Japan to Use Property Rights to Profit from Farm Products Overseas

Yomiuri Shimbun file photo
Ministry of Agriculture, Forestry and Fisheries

TOKYO (Jiji Press) — Japan’s agriculture ministry will create a mechanism to earn more profits overseas from Japanese agricultural products, such as luxury fruits, by actively making use of intellectual property rights.

Up until now, Japan has focused the use of intellectual property rights in the agriculture area on preventing the smuggling of seeds and saplings of luxury fruits developed at home to foreign countries.

Under the new mechanism, the ministry’s National Agriculture and Food Research Organization and others will establish an organization tasked with managing and protecting plant breeders’ rights, a form of intellectual property rights for newly developed plant varieties.

The envisaged organization will license such rights to trustworthy overseas partners and collect royalties from them.

If Japan manages to secure agricultural licensing agreements in the Southern Hemisphere, which experiences opposite seasons to Japan, the country can expand exports to such licensee countries as such products are shipped to markets at different times of the year, ministry officials said. Japan also thinks the new mechanism will help bolster the monitoring of possible intellectual property rights violations overseas through licensee countries.

The ministry also seeks to protect Japanese farmers from competition with rivals in licensee countries.

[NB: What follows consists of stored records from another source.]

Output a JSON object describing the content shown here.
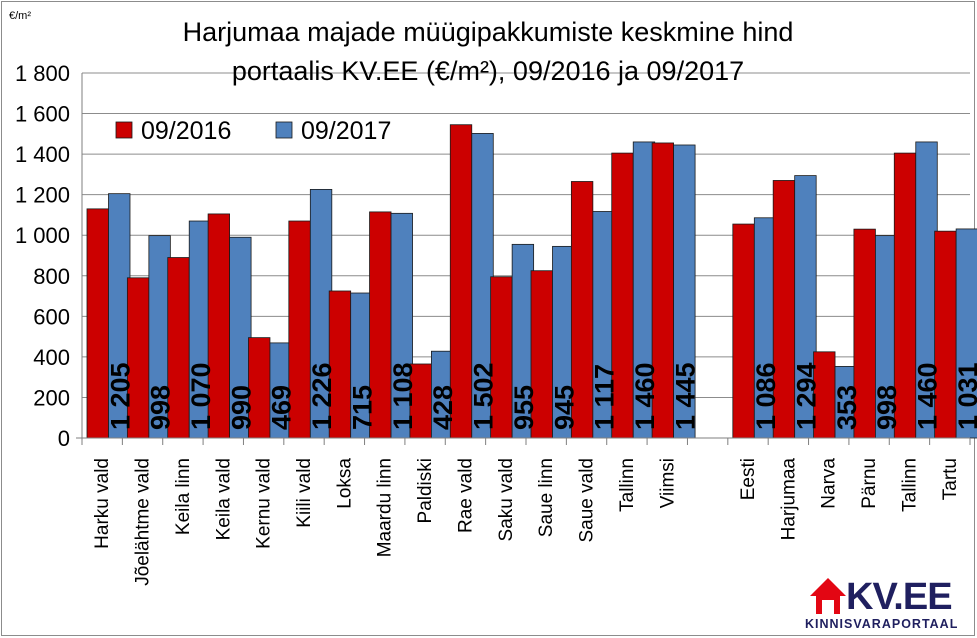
{
  "chart_data": {
    "type": "bar",
    "title": [
      "Harjumaa majade müügipakkumiste keskmine hind",
      "portaalis KV.EE (€/m²), 09/2016 ja 09/2017"
    ],
    "ylabel": "€/m²",
    "ylim": [
      0,
      1800
    ],
    "ytick_step": 200,
    "yticks": [
      "0",
      "200",
      "400",
      "600",
      "800",
      "1 000",
      "1 200",
      "1 400",
      "1 600",
      "1 800"
    ],
    "grid": true,
    "legend_position": "top-left",
    "categories": [
      "Harku vald",
      "Jõelähtme vald",
      "Keila linn",
      "Keila vald",
      "Kernu vald",
      "Kiili vald",
      "Loksa",
      "Maardu linn",
      "Paldiski",
      "Rae vald",
      "Saku vald",
      "Saue linn",
      "Saue vald",
      "Tallinn",
      "Viimsi",
      "",
      "Eesti",
      "Harjumaa",
      "Narva",
      "Pärnu",
      "Tallinn",
      "Tartu"
    ],
    "series": [
      {
        "name": "09/2016",
        "color": "#cc0000",
        "values": [
          1130,
          790,
          890,
          1105,
          495,
          1070,
          725,
          1115,
          365,
          1545,
          795,
          825,
          1265,
          1405,
          1455,
          null,
          1055,
          1270,
          425,
          1030,
          1405,
          1020
        ]
      },
      {
        "name": "09/2017",
        "color": "#4f81bd",
        "values": [
          1205,
          998,
          1070,
          990,
          469,
          1226,
          715,
          1108,
          428,
          1502,
          955,
          945,
          1117,
          1460,
          1445,
          null,
          1086,
          1294,
          353,
          998,
          1460,
          1031
        ]
      }
    ],
    "data_labels": [
      "1 205",
      "998",
      "1 070",
      "990",
      "469",
      "1 226",
      "715",
      "1 108",
      "428",
      "1 502",
      "955",
      "945",
      "1 117",
      "1 460",
      "1 445",
      "",
      "1 086",
      "1 294",
      "353",
      "998",
      "1 460",
      "1 031"
    ]
  },
  "logo": {
    "brand": "KV.EE",
    "tagline": "KINNISVARAPORTAAL",
    "color": "#e30613"
  }
}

In a survey released in 2020 by the ministry, seeds or saplings of 36 kinds of agricultural products developed in Japan were found to have been smuggled out to China and South Korea, including strawberries and grapes. Those cases include the Shine Muscat grapes, whose saplings were smuggled into China around 2016. The total area of land devoted to Shine Muscat farming in China is now around 30 times larger than that in Japan.